Of the more than two dozen hantaviruses known to cause human disease, Andes virus stands alone for one reason: it is the only one repeatedly documented to spread from person to person, including among healthcare workers and within households.

At a glance

Reservoir
Long-tailed pygmy rice rat (Oligoryzomys longicaudatus)
Geography
Argentina, Chile, and parts of Patagonia
Disease
Hantavirus Pulmonary Syndrome (HPS)
Case fatality
Approximately 30–40%
Distinguishing feature
The only hantavirus with confirmed human-to-human transmission
First identified
1995, following an outbreak in El Bolsón, Argentina

Why person-to-person spread matters

The 1996 outbreak in southern Argentina is the canonical example: investigators traced cases among physicians and family members who had no rodent exposure. Genetic sequencing confirmed identical viral strains across linked cases. Subsequent outbreaks in Chile have reinforced the pattern.

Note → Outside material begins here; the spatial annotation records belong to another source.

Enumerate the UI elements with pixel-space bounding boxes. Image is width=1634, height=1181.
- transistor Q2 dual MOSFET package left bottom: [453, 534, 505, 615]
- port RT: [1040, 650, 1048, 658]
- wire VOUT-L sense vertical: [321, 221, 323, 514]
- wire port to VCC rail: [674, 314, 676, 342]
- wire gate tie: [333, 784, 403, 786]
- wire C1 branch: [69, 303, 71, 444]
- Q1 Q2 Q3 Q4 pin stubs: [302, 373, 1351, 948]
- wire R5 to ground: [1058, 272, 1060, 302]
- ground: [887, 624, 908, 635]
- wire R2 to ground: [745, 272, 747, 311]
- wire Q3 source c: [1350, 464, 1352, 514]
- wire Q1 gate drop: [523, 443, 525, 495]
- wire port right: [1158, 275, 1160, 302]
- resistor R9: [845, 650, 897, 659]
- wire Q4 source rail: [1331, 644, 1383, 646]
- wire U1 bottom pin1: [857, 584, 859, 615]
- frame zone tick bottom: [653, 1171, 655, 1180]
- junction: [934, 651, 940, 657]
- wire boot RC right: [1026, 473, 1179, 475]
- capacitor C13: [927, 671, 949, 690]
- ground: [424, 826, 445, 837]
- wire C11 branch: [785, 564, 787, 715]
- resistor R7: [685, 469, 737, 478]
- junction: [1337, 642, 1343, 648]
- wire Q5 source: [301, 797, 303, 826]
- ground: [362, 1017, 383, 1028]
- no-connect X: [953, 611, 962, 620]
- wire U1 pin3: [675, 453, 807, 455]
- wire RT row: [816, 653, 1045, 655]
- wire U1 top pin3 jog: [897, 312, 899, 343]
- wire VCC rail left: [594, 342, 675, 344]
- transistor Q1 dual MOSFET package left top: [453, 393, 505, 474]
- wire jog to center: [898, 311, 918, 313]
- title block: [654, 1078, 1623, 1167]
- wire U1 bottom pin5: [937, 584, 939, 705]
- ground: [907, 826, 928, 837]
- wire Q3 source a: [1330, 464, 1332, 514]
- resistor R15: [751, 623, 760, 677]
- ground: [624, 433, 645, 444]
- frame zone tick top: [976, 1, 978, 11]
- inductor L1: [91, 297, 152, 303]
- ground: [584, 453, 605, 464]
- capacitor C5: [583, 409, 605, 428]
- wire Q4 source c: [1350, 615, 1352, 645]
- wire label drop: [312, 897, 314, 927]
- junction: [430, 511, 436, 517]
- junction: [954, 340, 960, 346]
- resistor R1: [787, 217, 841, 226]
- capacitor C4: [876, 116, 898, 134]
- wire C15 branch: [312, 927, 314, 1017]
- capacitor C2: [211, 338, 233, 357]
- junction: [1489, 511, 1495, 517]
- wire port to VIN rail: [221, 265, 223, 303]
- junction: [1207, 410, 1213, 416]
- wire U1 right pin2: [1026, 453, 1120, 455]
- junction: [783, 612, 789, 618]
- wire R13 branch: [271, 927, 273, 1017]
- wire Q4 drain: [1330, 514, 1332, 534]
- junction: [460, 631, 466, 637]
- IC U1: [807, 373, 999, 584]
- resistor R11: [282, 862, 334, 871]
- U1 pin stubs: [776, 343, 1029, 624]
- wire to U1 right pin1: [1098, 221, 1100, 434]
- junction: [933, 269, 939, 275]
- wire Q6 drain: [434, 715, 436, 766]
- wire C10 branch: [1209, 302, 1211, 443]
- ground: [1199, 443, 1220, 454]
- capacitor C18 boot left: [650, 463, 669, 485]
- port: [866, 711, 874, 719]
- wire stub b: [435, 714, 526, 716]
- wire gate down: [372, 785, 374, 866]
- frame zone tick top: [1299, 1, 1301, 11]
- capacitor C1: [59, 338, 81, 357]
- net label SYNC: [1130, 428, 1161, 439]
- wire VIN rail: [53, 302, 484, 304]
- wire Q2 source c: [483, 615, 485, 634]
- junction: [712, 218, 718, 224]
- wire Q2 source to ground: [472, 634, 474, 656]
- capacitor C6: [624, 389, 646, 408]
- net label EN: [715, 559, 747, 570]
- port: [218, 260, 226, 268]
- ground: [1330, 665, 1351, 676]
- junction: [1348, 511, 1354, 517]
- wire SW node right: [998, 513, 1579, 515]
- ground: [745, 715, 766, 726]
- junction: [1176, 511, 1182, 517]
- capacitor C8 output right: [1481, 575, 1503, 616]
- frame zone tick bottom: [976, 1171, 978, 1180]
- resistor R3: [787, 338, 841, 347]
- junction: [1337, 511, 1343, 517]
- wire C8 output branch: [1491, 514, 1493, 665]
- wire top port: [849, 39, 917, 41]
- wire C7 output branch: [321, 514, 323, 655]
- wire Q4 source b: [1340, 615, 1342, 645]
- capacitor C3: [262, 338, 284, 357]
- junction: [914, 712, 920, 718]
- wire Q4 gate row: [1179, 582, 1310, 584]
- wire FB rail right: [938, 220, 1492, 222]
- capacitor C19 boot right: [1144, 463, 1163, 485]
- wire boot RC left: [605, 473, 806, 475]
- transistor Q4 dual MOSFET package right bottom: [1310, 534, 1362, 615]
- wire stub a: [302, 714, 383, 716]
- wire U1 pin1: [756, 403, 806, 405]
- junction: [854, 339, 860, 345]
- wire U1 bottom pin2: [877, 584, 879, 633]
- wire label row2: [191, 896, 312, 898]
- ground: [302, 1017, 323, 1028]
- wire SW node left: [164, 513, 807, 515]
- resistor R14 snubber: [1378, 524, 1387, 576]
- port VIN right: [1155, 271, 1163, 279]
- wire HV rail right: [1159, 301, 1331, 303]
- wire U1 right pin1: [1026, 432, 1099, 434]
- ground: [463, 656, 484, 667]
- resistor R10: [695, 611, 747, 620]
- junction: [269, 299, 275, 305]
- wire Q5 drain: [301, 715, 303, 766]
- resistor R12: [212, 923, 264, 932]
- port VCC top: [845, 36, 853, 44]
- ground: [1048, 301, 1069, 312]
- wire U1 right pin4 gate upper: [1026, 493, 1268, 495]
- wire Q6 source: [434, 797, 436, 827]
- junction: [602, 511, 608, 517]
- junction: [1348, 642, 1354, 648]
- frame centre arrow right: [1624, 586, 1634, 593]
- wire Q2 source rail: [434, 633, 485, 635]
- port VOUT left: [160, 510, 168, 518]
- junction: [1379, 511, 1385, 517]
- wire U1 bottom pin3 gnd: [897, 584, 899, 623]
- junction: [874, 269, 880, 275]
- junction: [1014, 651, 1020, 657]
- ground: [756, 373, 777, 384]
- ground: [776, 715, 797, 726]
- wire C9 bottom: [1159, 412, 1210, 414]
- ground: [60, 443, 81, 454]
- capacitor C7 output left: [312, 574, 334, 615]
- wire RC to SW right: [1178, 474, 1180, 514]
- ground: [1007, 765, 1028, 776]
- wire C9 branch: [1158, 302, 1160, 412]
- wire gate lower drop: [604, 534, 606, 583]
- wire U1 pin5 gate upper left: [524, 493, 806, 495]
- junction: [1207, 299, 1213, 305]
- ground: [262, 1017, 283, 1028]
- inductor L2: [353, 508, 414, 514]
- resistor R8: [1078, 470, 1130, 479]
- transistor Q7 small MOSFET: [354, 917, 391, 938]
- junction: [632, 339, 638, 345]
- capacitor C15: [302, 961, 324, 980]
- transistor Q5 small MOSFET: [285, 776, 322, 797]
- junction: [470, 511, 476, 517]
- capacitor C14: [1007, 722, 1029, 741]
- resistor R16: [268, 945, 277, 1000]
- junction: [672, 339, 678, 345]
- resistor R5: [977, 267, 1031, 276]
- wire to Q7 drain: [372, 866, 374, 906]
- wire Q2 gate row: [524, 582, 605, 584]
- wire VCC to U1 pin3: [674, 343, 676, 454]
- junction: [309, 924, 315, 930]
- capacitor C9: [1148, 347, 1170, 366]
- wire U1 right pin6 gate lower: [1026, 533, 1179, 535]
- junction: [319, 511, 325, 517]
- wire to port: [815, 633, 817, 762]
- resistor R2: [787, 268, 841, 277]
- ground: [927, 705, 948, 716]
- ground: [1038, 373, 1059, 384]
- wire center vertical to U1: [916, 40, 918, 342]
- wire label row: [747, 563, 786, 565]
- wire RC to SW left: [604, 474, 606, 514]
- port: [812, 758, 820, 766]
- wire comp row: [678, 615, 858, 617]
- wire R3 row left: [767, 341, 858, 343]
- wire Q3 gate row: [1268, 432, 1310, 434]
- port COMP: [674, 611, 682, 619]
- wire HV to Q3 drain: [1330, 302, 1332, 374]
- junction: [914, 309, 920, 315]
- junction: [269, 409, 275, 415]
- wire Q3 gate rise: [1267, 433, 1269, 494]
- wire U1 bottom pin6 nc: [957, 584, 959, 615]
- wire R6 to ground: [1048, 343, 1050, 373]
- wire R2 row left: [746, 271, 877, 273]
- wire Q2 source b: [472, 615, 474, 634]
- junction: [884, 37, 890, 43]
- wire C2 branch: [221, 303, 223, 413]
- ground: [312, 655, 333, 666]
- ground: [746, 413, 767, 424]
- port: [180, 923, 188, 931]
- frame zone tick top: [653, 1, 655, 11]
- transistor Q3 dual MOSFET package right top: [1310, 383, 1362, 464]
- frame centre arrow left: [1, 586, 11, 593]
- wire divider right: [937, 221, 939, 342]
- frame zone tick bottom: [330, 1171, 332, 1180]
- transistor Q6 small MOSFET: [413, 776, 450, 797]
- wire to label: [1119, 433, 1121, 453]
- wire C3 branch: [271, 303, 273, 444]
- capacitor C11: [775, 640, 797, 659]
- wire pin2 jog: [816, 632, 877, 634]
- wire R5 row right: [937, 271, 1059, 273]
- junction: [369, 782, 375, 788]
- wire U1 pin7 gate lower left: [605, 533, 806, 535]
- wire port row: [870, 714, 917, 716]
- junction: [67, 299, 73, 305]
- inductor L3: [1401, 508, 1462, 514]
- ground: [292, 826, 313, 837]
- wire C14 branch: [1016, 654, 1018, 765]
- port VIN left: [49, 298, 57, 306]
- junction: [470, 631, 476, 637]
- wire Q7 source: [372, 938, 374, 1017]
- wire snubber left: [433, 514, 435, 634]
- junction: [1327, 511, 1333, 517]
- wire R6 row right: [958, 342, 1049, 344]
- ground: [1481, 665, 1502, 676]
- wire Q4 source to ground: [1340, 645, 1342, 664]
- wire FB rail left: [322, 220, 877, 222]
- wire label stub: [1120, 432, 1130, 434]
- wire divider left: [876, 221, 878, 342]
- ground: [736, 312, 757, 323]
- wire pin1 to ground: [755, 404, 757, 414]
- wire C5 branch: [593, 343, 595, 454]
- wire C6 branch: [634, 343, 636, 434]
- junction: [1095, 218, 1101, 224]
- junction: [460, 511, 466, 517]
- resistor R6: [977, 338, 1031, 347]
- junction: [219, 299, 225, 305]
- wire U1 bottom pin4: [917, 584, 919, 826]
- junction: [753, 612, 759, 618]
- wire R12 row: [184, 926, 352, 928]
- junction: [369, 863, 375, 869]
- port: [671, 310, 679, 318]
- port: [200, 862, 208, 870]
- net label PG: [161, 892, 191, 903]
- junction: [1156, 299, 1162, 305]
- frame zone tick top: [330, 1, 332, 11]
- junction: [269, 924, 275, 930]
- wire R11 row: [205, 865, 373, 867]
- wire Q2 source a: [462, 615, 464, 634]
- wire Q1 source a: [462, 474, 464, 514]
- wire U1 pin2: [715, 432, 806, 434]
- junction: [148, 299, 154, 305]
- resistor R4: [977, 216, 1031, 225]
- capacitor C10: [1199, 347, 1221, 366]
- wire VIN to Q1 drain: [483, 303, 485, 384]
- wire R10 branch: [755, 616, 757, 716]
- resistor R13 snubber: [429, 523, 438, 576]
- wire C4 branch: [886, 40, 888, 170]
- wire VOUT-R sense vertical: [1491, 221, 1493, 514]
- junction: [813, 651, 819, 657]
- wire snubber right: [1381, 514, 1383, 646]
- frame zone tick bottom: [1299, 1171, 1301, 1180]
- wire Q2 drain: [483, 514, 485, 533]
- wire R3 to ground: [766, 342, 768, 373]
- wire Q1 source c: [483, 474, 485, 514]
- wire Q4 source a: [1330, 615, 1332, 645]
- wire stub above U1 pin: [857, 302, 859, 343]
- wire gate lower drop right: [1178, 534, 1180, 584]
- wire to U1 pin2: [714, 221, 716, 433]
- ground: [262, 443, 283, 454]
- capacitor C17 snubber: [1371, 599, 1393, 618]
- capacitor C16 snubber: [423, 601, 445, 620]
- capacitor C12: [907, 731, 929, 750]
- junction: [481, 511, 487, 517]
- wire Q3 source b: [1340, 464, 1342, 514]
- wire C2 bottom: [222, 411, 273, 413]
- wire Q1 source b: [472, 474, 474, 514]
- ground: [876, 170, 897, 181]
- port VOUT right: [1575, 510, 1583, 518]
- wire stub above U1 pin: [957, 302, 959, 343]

The mechanism is thought to be respiratory droplets and close contact during the early symptomatic phase. The implication for clinicians is significant: suspected Andes virus cases require contact and droplet precautions in addition to the standard rodent exposure history.

Clinical course

Andes virus produces classic HPS with a febrile prodrome followed by rapid pulmonary edema and shock. Renal involvement is more common than with North American strains. Care is supportive; ECMO has been used successfully in referral centers in Santiago and Buenos Aires.